‘Truck Stop Serial Killer’ convicted of killing woman in Indianapolis
Jan 22, 2025
Serial Killer found guilty for 2007 murder
INDIANAPOLIS (WISH) — 73-year-old Bruce Mendenhall, dubbed the “Truck Stop Serial Killer” was convicted in a Marion County courtroom for the 2007 murder of an Indianapolis woman.
Mendenhall is a former truck driver from Illinois.
Carma Purpura, who was 31 at the time, was last seen by a witness near Mendenhall’s semi-trailer at the Flying J truck stop on the south side of Indianapolis. Her body was found four years later on the side of an interstate in Kentucky.
Shortly after the murder, a Tennessee police officer pulled Mendenhall over in his big rig. The police officer noticed blood in the cab and a bag of bloody clothes.
After searching the truck, police found Purpura’s ATM card and a receipt from an Indianapolis gas station.
Mendenhall told police that Purpura was shot in the back of the head at the Flying J in Indianapolis and put into a vehicle. He also described the bloody clothing in the bag found in his truck.

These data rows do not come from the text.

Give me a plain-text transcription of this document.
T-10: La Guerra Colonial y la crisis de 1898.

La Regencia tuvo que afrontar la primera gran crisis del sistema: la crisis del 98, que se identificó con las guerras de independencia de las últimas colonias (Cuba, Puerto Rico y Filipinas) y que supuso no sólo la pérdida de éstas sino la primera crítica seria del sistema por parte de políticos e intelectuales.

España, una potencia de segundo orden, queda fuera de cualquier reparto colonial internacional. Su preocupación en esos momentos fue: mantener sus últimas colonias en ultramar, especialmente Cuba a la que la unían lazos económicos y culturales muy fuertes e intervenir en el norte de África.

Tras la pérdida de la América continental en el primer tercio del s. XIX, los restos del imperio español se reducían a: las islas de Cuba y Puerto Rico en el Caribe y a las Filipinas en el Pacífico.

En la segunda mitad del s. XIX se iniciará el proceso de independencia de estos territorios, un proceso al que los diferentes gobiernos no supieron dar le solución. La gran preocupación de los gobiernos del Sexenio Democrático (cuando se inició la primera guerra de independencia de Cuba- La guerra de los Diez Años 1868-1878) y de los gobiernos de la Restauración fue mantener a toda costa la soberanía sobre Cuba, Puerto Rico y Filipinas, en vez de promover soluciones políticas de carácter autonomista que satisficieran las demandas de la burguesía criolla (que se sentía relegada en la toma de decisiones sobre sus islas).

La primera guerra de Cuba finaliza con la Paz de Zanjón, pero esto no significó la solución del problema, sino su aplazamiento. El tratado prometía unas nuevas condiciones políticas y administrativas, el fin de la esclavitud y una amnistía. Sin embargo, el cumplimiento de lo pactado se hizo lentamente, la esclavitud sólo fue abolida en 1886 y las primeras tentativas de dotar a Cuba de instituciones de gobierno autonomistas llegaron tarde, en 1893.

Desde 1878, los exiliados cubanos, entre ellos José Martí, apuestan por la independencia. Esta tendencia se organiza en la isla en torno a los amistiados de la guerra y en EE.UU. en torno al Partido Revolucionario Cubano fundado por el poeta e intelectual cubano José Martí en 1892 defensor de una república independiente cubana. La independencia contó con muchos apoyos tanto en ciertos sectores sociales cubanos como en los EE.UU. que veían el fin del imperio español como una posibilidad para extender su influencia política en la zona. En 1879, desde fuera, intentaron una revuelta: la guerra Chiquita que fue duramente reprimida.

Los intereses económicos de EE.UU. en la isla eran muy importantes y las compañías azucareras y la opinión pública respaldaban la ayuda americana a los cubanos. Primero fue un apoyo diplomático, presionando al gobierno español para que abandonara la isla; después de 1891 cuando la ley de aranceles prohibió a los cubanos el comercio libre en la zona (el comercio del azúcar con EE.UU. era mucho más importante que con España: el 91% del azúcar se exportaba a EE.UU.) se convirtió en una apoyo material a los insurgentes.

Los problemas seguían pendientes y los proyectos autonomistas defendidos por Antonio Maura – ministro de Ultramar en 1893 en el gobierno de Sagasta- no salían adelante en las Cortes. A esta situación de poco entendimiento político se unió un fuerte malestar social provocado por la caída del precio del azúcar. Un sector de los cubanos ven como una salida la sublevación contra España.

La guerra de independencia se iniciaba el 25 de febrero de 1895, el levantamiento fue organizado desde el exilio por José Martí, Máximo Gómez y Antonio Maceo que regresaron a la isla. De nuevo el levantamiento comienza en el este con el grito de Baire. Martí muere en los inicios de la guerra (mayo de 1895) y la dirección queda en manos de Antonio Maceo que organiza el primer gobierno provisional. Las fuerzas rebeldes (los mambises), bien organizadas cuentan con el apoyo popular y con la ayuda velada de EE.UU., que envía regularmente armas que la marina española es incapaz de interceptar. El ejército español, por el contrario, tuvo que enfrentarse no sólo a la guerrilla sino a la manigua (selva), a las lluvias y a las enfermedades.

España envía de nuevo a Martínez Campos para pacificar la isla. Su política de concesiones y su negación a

Mendenhall has denied killing Purpura. Police say the blood in Mendenhall’s truck was a DNA match to DNA provided by Purpura’s parents.

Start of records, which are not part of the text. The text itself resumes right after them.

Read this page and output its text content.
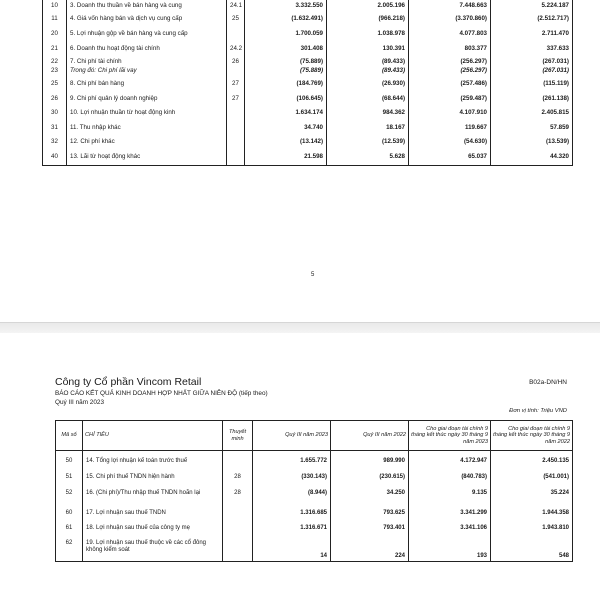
10	3. Doanh thu thuần về bán hàng và cung	24.1	3.332.550	2.005.196	7.448.663	5.224.187
11	4. Giá vốn hàng bán và dịch vụ cung cấp	25	(1.632.491)	(966.218)	(3.370.860)	(2.512.717)
20	5. Lợi nhuận gộp về bán hàng và cung cấp		1.700.059	1.038.978	4.077.803	2.711.470
21	6. Doanh thu hoạt động tài chính	24.2	301.408	130.391	803.377	337.633
22	7. Chi phí tài chính	26	(75.889)	(89.433)	(256.297)	(267.031)
23	Trong đó: Chi phí lãi vay		(75.889)	(89.433)	(256.297)	(267.031)
25	8. Chi phí bán hàng	27	(184.769)	(26.930)	(257.486)	(115.119)
26	9. Chi phí quản lý doanh nghiệp	27	(106.645)	(68.644)	(259.487)	(261.138)
30	10. Lợi nhuận thuần từ hoạt động kinh		1.634.174	984.362	4.107.910	2.405.815
31	11. Thu nhập khác		34.740	18.167	119.667	57.859
32	12. Chi phí khác		(13.142)	(12.539)	(54.630)	(13.539)
40	13. Lãi từ hoạt động khác		21.598	5.628	65.037	44.320
5
Công ty Cổ phần Vincom Retail	B02a-DN/HN
BÁO CÁO KẾT QUẢ KINH DOANH HỢP NHẤT GIỮA NIÊN ĐỘ (tiếp theo)
Quý III năm 2023
Đơn vị tính: Triệu VND
Mã số	CHỈ TIÊU	Thuyết minh	Quý III năm 2023	Quý III năm 2022	Cho giai đoạn tài chính 9 tháng kết thúc ngày 30 tháng 9 năm 2023	Cho giai đoạn tài chính 9 tháng kết thúc ngày 30 tháng 9 năm 2022

50	14. Tổng lợi nhuận kế toán trước thuế		1.655.772	989.990	4.172.947	2.450.135
51	15. Chi phí thuế TNDN hiện hành	28	(330.143)	(230.615)	(840.783)	(541.001)
52	16. (Chi phí)/Thu nhập thuế TNDN hoãn lại	28	(8.944)	34.250	9.135	35.224
60	17. Lợi nhuận sau thuế TNDN		1.316.685	793.625	3.341.299	1.944.358
61	18. Lợi nhuận sau thuế của công ty mẹ		1.316.671	793.401	3.341.106	1.943.810
62	19. Lợi nhuận sau thuế thuộc về các cổ đông không kiểm soát		14	224	193	548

The trail started Monday, with the jury reaching the guilty verdict Wednesday afternoon.
Mendenhall’s defense attorney, Ted Minch, tried to stop that guilty verdict from coming down minutes before. During closing arguments he said all the evidence was circumstantial and that Mendenhall’s constitutional rights were being violated, claiming there wasn’t proof Carma Purpura was murdered in Marion County.
“The State of Indiana, I will submit to you, has not proven beyond a reasonable doubt that Bruce Mendenhall committed a single count of murder. Much less, by a preponderance of the evidence, that that murder happened in Marion County Indiana,” said Ted Minch.
“He’s actually misstating the venue law. It’s not our burden to prove beyond the preponderance of the evidence that the murder took place in Marion County. The law is actually that any act in furtherance of the crime occurred in Marion County,” said Prosecutor Curtis Nysmith to the jury.
Nysmith reminded the jury about the bag of Purpura’s bloody clothes found in Mendenhall’s truck and what he told the detective in Tennessee when he was arrested, “He admits that he knows exactly how she was killed. He admits it’s his rifle. He admits that there’s no other finger prints on that rifle but his. He admits that if there is going to be blood on that gun, that there very possibly may, that it’s going to be hers, which it was. The only thing he doesn’t admit is that he had sex with her, but then he admits that he cleaned up the body. During Sgt. Postiglione’s interview with him he sees blood under his fingernails. Where does that come from? Cleaning up the body,” said Nysmith.
Purpura’s family walked quietly out of court following the verdict, declining to speak with new reporters.
Police say Mendenhall is responsible for several killings across the country that closely resemble the circumstances surrounding Purpura’s murder.
Mendenhall was previously convicted in the murders of two Tennessee women. He received two life-sentences for those crimes.
Sentencing is scheduled for February 13.